Police have arrested 11 suspected Islamic militants in Spain's North African enclave of Ceuta
Hundreds of police participated in the operation in the largely Muslim Principe Alfonso neighbourhood. They seized forged documents, a flak jacket and an air pistol as well as cash, computers and mobile phones from suspects' homes, officials said.
Those arrested included two brothers of Hamed Abderrahaman Ahmed, the so-called "Spanish Taliban" who spent two years in U.S. detention in Guantanamo Bay, Cuba, but was freed earlier this year after terrorism charges against him in Spain were overturned, court officials said.
"They had been under surveillance for some time, and, when we saw they were thinking about moving from fanatical talk to action we arrested them," Interior Minister Alfredo Perez Rubalcaba said in Algeria, where he was on a visit.
On March 11, 2004, 191 people were killed in a Madrid bomb attack against commuter trains, which investigators believe was carried out by a group inspired by al Qaeda.

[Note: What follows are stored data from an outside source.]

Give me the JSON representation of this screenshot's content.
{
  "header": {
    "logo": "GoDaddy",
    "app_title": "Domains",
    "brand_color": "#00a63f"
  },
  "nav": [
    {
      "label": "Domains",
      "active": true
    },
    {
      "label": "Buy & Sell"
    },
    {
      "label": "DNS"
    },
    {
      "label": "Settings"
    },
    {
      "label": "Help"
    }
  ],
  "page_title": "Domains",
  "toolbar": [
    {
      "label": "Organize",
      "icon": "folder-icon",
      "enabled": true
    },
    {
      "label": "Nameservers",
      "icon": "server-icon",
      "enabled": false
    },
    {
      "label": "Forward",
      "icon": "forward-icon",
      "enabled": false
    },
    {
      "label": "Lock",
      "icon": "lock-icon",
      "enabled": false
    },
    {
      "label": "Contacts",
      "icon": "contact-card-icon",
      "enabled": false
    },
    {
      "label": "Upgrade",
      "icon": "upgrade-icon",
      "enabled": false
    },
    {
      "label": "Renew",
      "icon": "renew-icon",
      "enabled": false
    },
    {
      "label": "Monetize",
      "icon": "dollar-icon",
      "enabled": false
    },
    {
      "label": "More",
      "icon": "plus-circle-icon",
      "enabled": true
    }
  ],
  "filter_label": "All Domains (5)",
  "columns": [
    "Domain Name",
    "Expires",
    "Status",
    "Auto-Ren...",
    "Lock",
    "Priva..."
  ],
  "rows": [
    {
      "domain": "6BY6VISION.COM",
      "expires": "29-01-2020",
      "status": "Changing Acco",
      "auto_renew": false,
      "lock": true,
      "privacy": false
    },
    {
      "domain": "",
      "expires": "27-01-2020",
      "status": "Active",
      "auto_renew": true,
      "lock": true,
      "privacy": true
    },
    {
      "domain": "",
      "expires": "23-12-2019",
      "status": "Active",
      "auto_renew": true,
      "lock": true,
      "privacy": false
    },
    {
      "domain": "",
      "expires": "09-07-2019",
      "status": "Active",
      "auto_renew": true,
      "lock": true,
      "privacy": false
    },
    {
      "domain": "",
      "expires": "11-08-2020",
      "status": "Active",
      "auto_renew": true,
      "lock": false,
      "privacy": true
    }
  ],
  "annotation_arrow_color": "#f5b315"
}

Motivation for the Madrid bombings in 2004 was believed to have been Spain's involvement in the Iraq war. The bombings triggered a surprise poll victory for the Socialist Party, and new Prime Minister Jose Luis Rodriguez Zapatero withdrew Spanish troops from Iraq.
Local news agency Europa Press said the Ceuta suspects were linked to the Moroccan Islamic Combatant Group, blamed for bombings of Western and Jewish targets including a Spanish restaurant in Casablanca in 2003 which killed 26 people.
Police put hoods on at least one suspect when they took him away, one of the suspects' mothers told Spanish television.
"They've no right to do these things. They arrive suddenly, put a hood on my son and smash up the house," she told television, which did not provide her name.
The investigation into radical Islam in Ceuta which led to the raid began in March 2005, the Interior Ministry said. Those arrested were all men in their 20s and 30s.
One was a Moroccan citizen with a Spanish work permit and the others were Spanish, Rubalcaba said, adding that Moroccan intelligence helped provide information for the operation.
The newspaper El Pais said Spanish intelligence had discovered a 'declaration of war' against Spain posted on an al Qaeda-linked Web site earlier this year.
The posting called for the "liberation" of Spain's enclaves on the Moroccan coast of Ceuta and Melilla, which have been in Spanish hands for hundreds of years but have large Muslim populations, El Pais said.